“Cahilsin, okur öğrenirsin. Gerisin, ilerlersin. Adam yok, yetiştirirsin. Paran yok, kazanırsın. Her şeyin bir çaresi vardır. Fakat insan bozuldu mu, bunun çaresi yoktur.”
Bugün kendisinin ölüm yıldönümü. türk edebiyatının yalnızca edebi yönüyle değil, fikri yönüyle de en büyük şahsı. bir abide gibi dikiliverir karşınızda. romanlarını yalnızca bir düz yazı gibi okumak yanlıştır. çünkü o şiirsel bir anlatıma sahiptir, poesisi serpiştirir düz yazıya. şiir harcar, mecaz harcar. bazen realist ve bazen sürrealist bir ahmet hamdi tanpınar vardır. zaman, onun şiirlerinde en çok üzerinde durduğu konudur. evren, varlık, zaman gibi hususlar onun kafasında basit birer düşünce değildir. nasıl ki felsefede ele alınır, ahmet hamdi tanpınar'da da edebi bir şekilde ele alınır.
Yalnız bugün değil, her gün anılması gereken ulvi ve mühim yazar, şair, düşünür.
"Bazen düşünüyorum, ne garip mahluklarız? Hepimiz ömrümüzün kısalığından şikayet ederiz; fakat gün denen şeyi bir an evvel ve farkına varmadan harcamak için neler yapmayız?"
(bkz: saatleri ayarlama enstitüsü)
Eserlerinden estetik bir zevk almamak olanaksızdır. içeriğini umursamasanız da yalnızca biçim yönünden o yetkinliği görürürsünüz. şiirleri derinlerinde felsefe barındırır. Poetik olarak bir felsefe işlemesidir onlar. Zaman, var olmak, var oluş gibi felsefece kavramları açıkça ya da zımni olarak işlediğini görürüz. Şiirleri okunmaz, düşünülür.
Hiçbir zaman bırakın dünyayı Türkiye'de layık olduğu değeri görmemiştir. Gerek yerli yersiz eleştirilerin Aşırılığı ve gerekse -nazik olmayacağım- halkın aptalca okuma zevklerinden ötürü akademiye inceleme nesnesi olarak kalmıştır. Kimi gelip "muhafazakar bu" diye neyi muhafaza ettiğini bilmeden eleştirmeye çalışmış kimi gelip "çok sıkıyor" diyerek sözcükler alanındaki ustalığını anlamaktan kaçmıştır.

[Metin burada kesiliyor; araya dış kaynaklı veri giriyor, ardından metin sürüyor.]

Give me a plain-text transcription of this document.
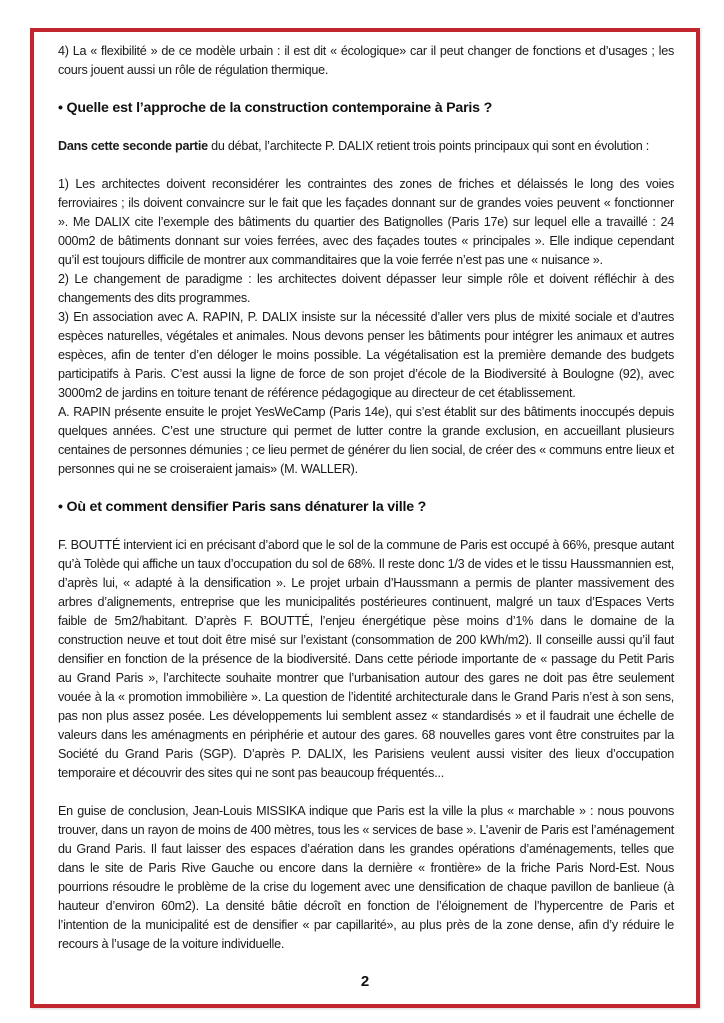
4) La « flexibilité » de ce modèle urbain : il est dit « écologique» car il peut changer de fonctions et d’usages ; les cours jouent aussi un rôle de régulation thermique.

• Quelle est l’approche de la construction contemporaine à Paris ?

Dans cette seconde partie du débat, l’architecte P. DALIX retient trois points principaux qui sont en évolution :

1) Les architectes doivent reconsidérer les contraintes des zones de friches et délaissés le long des voies ferroviaires ; ils doivent convaincre sur le fait que les façades donnant sur de grandes voies peuvent « fonctionner ». Me DALIX cite l’exemple des bâtiments du quartier des Batignolles (Paris 17e) sur lequel elle a travaillé : 24 000m2 de bâtiments donnant sur voies ferrées, avec des façades toutes « principales ». Elle indique cependant qu’il est toujours difficile de montrer aux commanditaires que la voie ferrée n’est pas une « nuisance ».

2) Le changement de paradigme : les architectes doivent dépasser leur simple rôle et doivent réfléchir à des changements des dits programmes.

3) En association avec A. RAPIN, P. DALIX insiste sur la nécessité d’aller vers plus de mixité sociale et d’autres espèces naturelles, végétales et animales. Nous devons penser les bâtiments pour intégrer les animaux et autres espèces, afin de tenter d’en déloger le moins possible. La végétalisation est la première demande des budgets participatifs à Paris. C’est aussi la ligne de force de son projet d’école de la Biodiversité à Boulogne (92), avec 3000m2 de jardins en toiture tenant de référence pédagogique au directeur de cet établissement.

A. RAPIN présente ensuite le projet YesWeCamp (Paris 14e), qui s’est établit sur des bâtiments inoccupés depuis quelques années. C’est une structure qui permet de lutter contre la grande exclusion, en accueillant plusieurs centaines de personnes démunies ; ce lieu permet de générer du lien social, de créer des « communs entre lieux et personnes qui ne se croiseraient jamais» (M. WALLER).

• Où et comment densifier Paris sans dénaturer la ville ?

F. BOUTTÉ intervient ici en précisant d’abord que le sol de la commune de Paris est occupé à 66%, presque autant qu’à Tolède qui affiche un taux d’occupation du sol de 68%. Il reste donc 1/3 de vides et le tissu Haussmannien est, d’après lui, « adapté à la densification ». Le projet urbain d’Haussmann a permis de planter massivement des arbres d’alignements, entreprise que les municipalités postérieures continuent, malgré un taux d’Espaces Verts faible de 5m2/habitant. D’après F. BOUTTÉ, l’enjeu énergétique pèse moins d’1% dans le domaine de la construction neuve et tout doit être misé sur l’existant (consommation de 200 kWh/m2). Il conseille aussi qu’il faut densifier en fonction de la présence de la biodiversité. Dans cette période importante de « passage du Petit Paris au Grand Paris », l’architecte souhaite montrer que l’urbanisation autour des gares ne doit pas être seulement vouée à la « promotion immobilière ». La question de l’identité architecturale dans le Grand Paris n’est à son sens, pas non plus assez posée. Les développements lui semblent assez « standardisés » et il faudrait une échelle de valeurs dans les aménagments en périphérie et autour des gares. 68 nouvelles gares vont être construites par la Société du Grand Paris (SGP). D’après P. DALIX, les Parisiens veulent aussi visiter des lieux d’occupation temporaire et découvrir des sites qui ne sont pas beaucoup fréquentés...

En guise de conclusion, Jean-Louis MISSIKA indique que Paris est la ville la plus « marchable » : nous pouvons trouver, dans un rayon de moins de 400 mètres, tous les « services de base ». L’avenir de Paris est l’aménagement du Grand Paris. Il faut laisser des espaces d’aération dans les grandes opérations d’aménagements, telles que dans le site de Paris Rive Gauche ou encore dans la dernière « frontière» de la friche Paris Nord-Est. Nous pourrions résoudre le problème de la crise du logement avec une densification de chaque pavillon de banlieue (à hauteur d’environ 60m2). La densité bâtie décroît en fonction de l’éloignement de l’hypercentre de Paris et l’intention de la municipalité est de densifier « par capillarité», au plus près de la zone dense, afin d’y réduire le recours à l’usage de la voiture individuelle.

2
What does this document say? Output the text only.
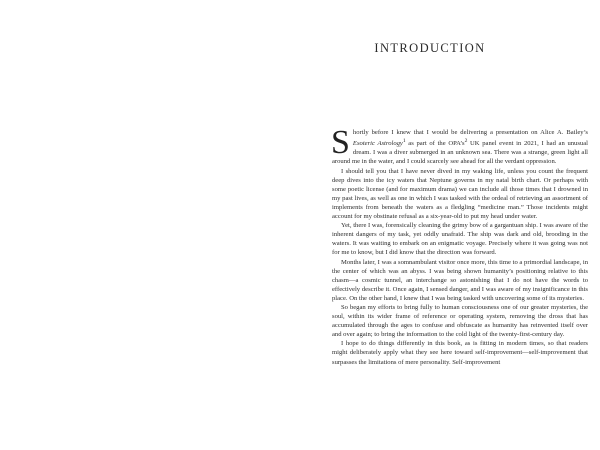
INTRODUCTION

Shortly before I knew that I would be delivering a presentation on Alice A. Bailey’s Esoteric Astrology$^1$ as part of the $OPA’s^2$ UK panel event in 2021, I had an unusual dream. I was a diver submerged in an unknown sea. There was a strange, green light all around me in the water, and I could scarcely see ahead for all the verdant oppression.

I should tell you that I have never dived in my waking life, unless you count the frequent deep dives into the icy waters that Neptune governs in my natal birth chart. Or perhaps with some poetic license (and for maximum drama) we can include all those times that I drowned in my past lives, as well as one in which I was tasked with the ordeal of retrieving an assortment of implements from beneath the waters as a fledgling “medicine man.” Those incidents might account for my obstinate refusal as a six-year-old to put my head under water.

Yet, there I was, forensically cleaning the grimy bow of a gargantuan ship. I was aware of the inherent dangers of my task, yet oddly unafraid. The ship was dark and old, brooding in the waters. It was waiting to embark on an enigmatic voyage. Precisely where it was going was not for me to know, but I did know that the direction was forward.

Months later, I was a somnambulant visitor once more, this time to a primordial landscape, in the center of which was an abyss. I was being shown humanity’s positioning relative to this chasm—a cosmic tunnel, an interchange so astonishing that I do not have the words to effectively describe it. Once again, I sensed danger, and I was aware of my insignificance in this place. On the other hand, I knew that I was being tasked with uncovering some of its mysteries.

So began my efforts to bring fully to human consciousness one of our greater mysteries, the soul, within its wider frame of reference or operating system, removing the dross that has accumulated through the ages to confuse and obfuscate as humanity has reinvented itself over and over again; to bring the information to the cold light of the twenty-first-century day.

I hope to do things differently in this book, as is fitting in modern times, so that readers might deliberately apply what they see here toward self-improvement—self-improvement that surpasses the limitations of mere personality. Self-improvement
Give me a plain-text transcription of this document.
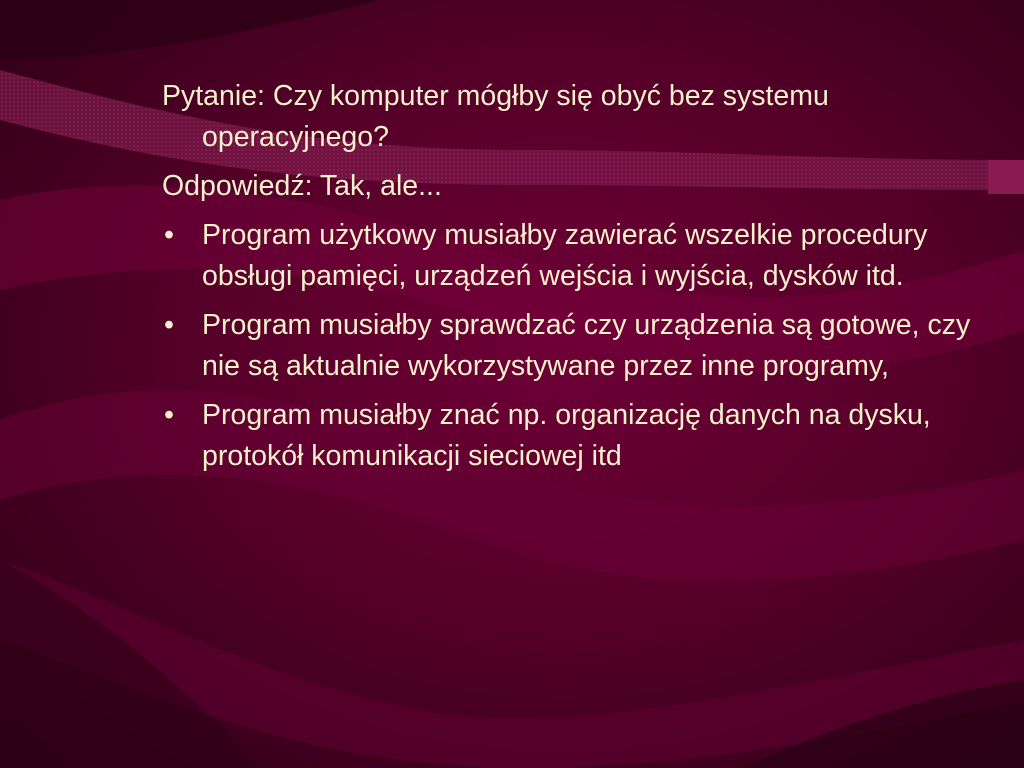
Pytanie: Czy komputer mógłby się obyć bez systemu operacyjnego?

Odpowiedź: Tak, ale...

• Program użytkowy musiałby zawierać wszelkie procedury obsługi pamięci, urządzeń wejścia i wyjścia, dysków itd.
• Program musiałby sprawdzać czy urządzenia są gotowe, czy nie są aktualnie wykorzystywane przez inne programy,
• Program musiałby znać np. organizację danych na dysku, protokół komunikacji sieciowej itd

Ahmet hamdi Tanpınar, bu kültür ve ülkenin en mühim edebiyatçılarındandır. Ve yalnız edebiyatçı değil.
Bir yazar düşünün; diyelim ki tüm idrak yetinizden sıyrılıyorsunuz ve yalnızca haz, estetik bir haz için okuyorsunuz ve bu haldeyken en çok ondan zevk alıyorsunuz.
Ve Sonra diyelim ki idrak yetinizi geri kazanıyor ve hem estetik açıdan hem de eserlerinin muhtevasından dolayı yine en çok onu beğeniyorsunuz.
Bu düşündüğünüz yazar, tam olarak Ahmet hamdi Tanpınar'dır.
Öyle ki şiirleri de varlığın, varoluşun ve felsefenin poetik gösterimidir.
Kendi dönemine fazla olan bir adamdır.
Kitapları, kurgu arayanlar için değil de estetik zevk arayanlar için uygundur.
Bunun dışında, üslup bakımından en yetkin isimlerden biridir. Hatta bu yüzden, "üslubunu yediğim" diye hitab ediyorum kendisine.
Bunun da dışında "aydaki kadın" romanını tam anlamıyla okumak isterdim.
Edebiyatın en değerli, en etkileyici, en yetkin ve en kudretli kalemlerindendir. Kendisini okumak hep büyük bir haz ve şaşkınlığı birlikte getirmiştir.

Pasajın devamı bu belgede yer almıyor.